Published on April 2nd, 2011 | by Rhonda Winter20
Top 5% in U.S. Own Nearly 2/3 of Everything
It is difficult to comprehend just how rich the plutocracy in the United States has now become. The distribution of wealth and resources in this nation is even more extreme and inequitable than what we are all earning for our wages (if you are fortunate enough to actually even have a job). According to new research released by the Economic Policy Institute,”The State of Working America’s Wealth“, the volatility and turmoil in our economy continues to increase, as the massive chasm between the grotesquely rich and everyone else grows even more immense.
The institute’s research shows that the wealthiest 5% in this country control a whopping 63.5% of everything, while the rest of us, the bottom 80%, own just 12.8% of the country’s wealth. Wealth was defined as a family’s total assets:
“…such as bank account balances, savings, and real estate, minus total liabilities, such as mortgages, credit card and other debt, and outstanding medical bills. Wages and income are important measures of economic well-being, but wealth offers another valuable perspective on families’ financial security and ability to withstand job losses or other economic setbacks. ‘The State of Working America’s Wealth’ notes that these large disparities in wealth explain, in part, why the economic recovery feels different to different people: Typical families and workers continue to struggle against high rates of unemployment, stagnating wages, and foreclosure, while the wealthy have enjoyed significant gains in the stock market, and benefited from corporate profits.”
Keep in mind that this enormous redistribution of wealth is all happening, in large part, thanks to Bush’s radical changes to our country’s tax policies. His huge tax cuts for the wealthy have fueled these unsustainable income shifts, and they have also added more to our nation’s deficit than all of our illegal wars combined.
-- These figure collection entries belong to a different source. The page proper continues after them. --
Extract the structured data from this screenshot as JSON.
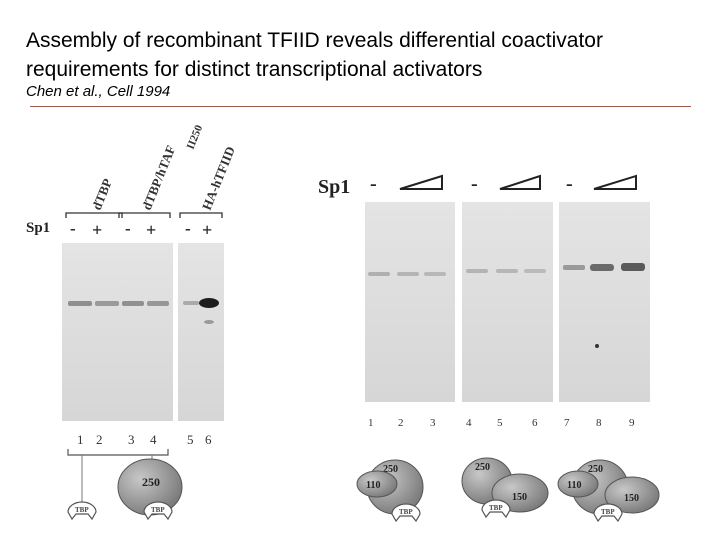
{
  "slide": {
    "title": "Assembly of recombinant TFIID reveals differential coactivator requirements for distinct transcriptional activators",
    "citation": "Chen et al., Cell 1994"
  },
  "left_panel": {
    "row_label": "Sp1",
    "column_headers": [
      "dTBP",
      "dTBP/hTAF",
      "II250",
      "HA-hTFIID"
    ],
    "signs": [
      "-",
      "+",
      "-",
      "+",
      "-",
      "+"
    ],
    "lanes": [
      "1",
      "2",
      "3",
      "4",
      "5",
      "6"
    ],
    "complex": {
      "tbp": "TBP",
      "taf": "250"
    }
  },
  "right_panel": {
    "row_label": "Sp1",
    "minus_signs": [
      "-",
      "-",
      "-"
    ],
    "lanes": [
      "1",
      "2",
      "3",
      "4",
      "5",
      "6",
      "7",
      "8",
      "9"
    ],
    "complex_a": {
      "tbp": "TBP",
      "t250": "250",
      "t110": "110"
    },
    "complex_b": {
      "tbp": "TBP",
      "t250": "250",
      "t150": "150"
    },
    "complex_c": {
      "tbp": "TBP",
      "t250": "250",
      "t110": "110",
      "t150": "150"
    }
  }
}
The greater the disparity in wealth between the very rich and everyone else, the more unstable an economy becomes. Our nation has now created a larger gap in the distribution of wealth than the massive chasm that helped fuel the Great Depression. In 1928, one year before that global economic collapse, the wealthiest .001% of the U.S. population owned 892 times more than 90% of the nation’s citizens. Today, the top .001% of the U.S. population owns over a thousand times more than the entire bottom 90% of us. This is not sustainable, and makes for a very volatile economy. It would appear that the American empire is about to crash.